A recent focus of the lab has regarded earliest stages of neurogenesis in the CNS, including the unusual and long-mysterious behavior of the radial glial progenitor (RGP) cells, known as INM (interkinetic nuclear migration). The processes of the RGP cells span the entire thickness of the developing cortex from the ventricles to the pial surface of the brain, and serve as guides for migrating neurons.

Equally important, the RGP cells are also highly proliferative and multiply to give rise to most of the neurons and glial cells in the developing brain.  The RGPs exhibit a remarkable form of cell cycle-dependent nuclear oscillation y behavior: the nuclei divide at the surface of the ventricle, ascend "basally" during G1, undergo S-phase, and then return  during G2 to the ventricle to divide again. The physiological purpose and underlying mechanisms for this highly conserved behavior have remained largely unexplored until recently. Our lab found that, whereas  cytoplasmic dynein controls apical INM in the RGP cells, a  specific form of kinesin, known as KIF1A, i s responsible for G1-dependent  basal nuclear migration (Tsai et al., 2010).  KIF1A is also the same gene under investigation at Columbia and elsewhere in conjunction with KIF1A.ORG for understanding and potentially controlling the clinical consequences of Kif1a mutations in children.) 

Other questions of current interest in our lab involve the cytoplasmic dynein accessory factors BicD2 (Bicaudal D2) and RILP the (the Rab-Interacting Lysosomal Protein).  BicD2 is an orthologue of the Drosophila  gene Bicaudal-D, and both the Drosophila and vertebrate gene products act as important cytoplasmic dynein regulatory factors.  We have found that human BICD2 mutations also cause severe brain developmental defects which can be understood in terms of the principles of neurogenesis and migration worked out in our other studies (see above). 
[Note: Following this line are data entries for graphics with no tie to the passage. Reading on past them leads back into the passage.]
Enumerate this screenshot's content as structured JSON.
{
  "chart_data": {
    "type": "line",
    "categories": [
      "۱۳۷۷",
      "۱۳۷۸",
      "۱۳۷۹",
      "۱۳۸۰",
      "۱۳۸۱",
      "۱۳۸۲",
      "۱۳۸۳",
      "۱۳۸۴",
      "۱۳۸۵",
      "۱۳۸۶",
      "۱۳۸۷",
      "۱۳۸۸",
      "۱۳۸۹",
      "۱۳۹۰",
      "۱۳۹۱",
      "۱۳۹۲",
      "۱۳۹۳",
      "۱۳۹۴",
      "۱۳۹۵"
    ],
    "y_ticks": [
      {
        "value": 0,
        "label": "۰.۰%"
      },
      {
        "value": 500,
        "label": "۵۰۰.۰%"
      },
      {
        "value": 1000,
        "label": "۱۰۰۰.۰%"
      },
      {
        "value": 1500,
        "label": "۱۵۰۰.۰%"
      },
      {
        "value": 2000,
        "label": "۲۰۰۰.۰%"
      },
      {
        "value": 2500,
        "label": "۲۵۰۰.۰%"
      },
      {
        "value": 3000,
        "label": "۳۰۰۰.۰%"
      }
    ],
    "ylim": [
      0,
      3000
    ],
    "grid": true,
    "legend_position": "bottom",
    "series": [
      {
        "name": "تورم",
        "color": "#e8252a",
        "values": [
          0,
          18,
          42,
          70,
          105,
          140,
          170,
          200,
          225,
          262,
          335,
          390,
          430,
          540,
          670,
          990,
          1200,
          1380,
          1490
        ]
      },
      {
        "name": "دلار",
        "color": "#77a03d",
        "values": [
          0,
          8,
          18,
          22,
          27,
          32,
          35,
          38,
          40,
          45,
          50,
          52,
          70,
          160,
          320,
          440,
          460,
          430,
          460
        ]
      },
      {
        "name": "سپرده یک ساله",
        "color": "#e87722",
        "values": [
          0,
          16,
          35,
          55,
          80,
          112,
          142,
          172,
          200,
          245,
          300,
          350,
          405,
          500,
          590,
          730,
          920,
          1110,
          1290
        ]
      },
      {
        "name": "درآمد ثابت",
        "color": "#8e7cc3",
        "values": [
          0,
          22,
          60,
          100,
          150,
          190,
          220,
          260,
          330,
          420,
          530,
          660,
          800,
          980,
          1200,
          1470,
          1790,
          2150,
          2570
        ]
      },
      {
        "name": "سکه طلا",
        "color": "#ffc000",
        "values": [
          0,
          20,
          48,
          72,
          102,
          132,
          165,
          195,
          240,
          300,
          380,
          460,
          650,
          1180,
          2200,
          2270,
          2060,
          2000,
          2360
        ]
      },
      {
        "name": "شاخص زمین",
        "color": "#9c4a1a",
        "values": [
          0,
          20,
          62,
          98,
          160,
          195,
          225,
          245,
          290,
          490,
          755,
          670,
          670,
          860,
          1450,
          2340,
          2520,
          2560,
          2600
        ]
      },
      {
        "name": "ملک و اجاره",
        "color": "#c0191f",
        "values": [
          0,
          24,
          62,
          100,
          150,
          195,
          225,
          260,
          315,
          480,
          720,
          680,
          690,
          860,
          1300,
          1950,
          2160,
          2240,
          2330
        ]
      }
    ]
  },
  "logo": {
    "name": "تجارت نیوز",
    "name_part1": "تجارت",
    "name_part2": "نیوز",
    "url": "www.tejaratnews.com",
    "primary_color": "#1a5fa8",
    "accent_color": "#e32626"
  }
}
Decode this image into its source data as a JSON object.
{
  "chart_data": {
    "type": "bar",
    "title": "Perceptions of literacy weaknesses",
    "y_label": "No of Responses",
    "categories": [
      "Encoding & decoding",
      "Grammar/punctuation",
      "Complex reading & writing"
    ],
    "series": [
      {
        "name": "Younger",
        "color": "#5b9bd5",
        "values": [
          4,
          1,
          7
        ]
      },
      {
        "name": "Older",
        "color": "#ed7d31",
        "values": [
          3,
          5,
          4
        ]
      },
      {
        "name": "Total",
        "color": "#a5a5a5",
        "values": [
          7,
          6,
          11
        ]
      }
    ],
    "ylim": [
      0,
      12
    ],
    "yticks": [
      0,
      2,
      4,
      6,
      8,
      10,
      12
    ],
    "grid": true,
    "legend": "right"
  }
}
We have also found the long-known protein RILP (Rab7-associated lysosomal protein) to be involved in a novel cellular mechanism to protect against adenovirus infection.  We have since found that RILP plays novel roles in linking cytoplasmic dynein to autophagosomes via direct interactions with LC3 and Atg5.  We found that RILP controls AP transport, and that, RILP expression is regulated by mTOR inhibition and to controls AP transport, but autophagic turnover as well.  Studies are under way in the lab  to understand the full range of roles for RILP roles in autophagy, and more of its physiological and pathophysiological importance.

How long have you had your lab? When did you join Columbia University?

Since 2022

How big is your lab currently?

6 members

Where is your lab located?

VP&S 15-410

Lab management:

How do members of your lab celebrate accomplishments?

Lunch

Does your lab have any fun traditions?

Dinners at ASCB meetings

What was the most exciting part about starting your new lab?

Many bright students and postdocs

CSCI:

What was the main reason of you joining CSCI? What are the beneficial aspects of CSCI membership for your lab?

Through our work on lissencephaly, microcephaly,  and other brain developmental diseases,  we found the cell biology of neural progenitors to be very exciting, with important implications for resolving multiple basic and classic questions in brain development.

What do you plan to bring to the CSCI community?

We have expanded methods of live in situ imaging of neural  progenitor cell migration, which might begin to answer many other developmental questions.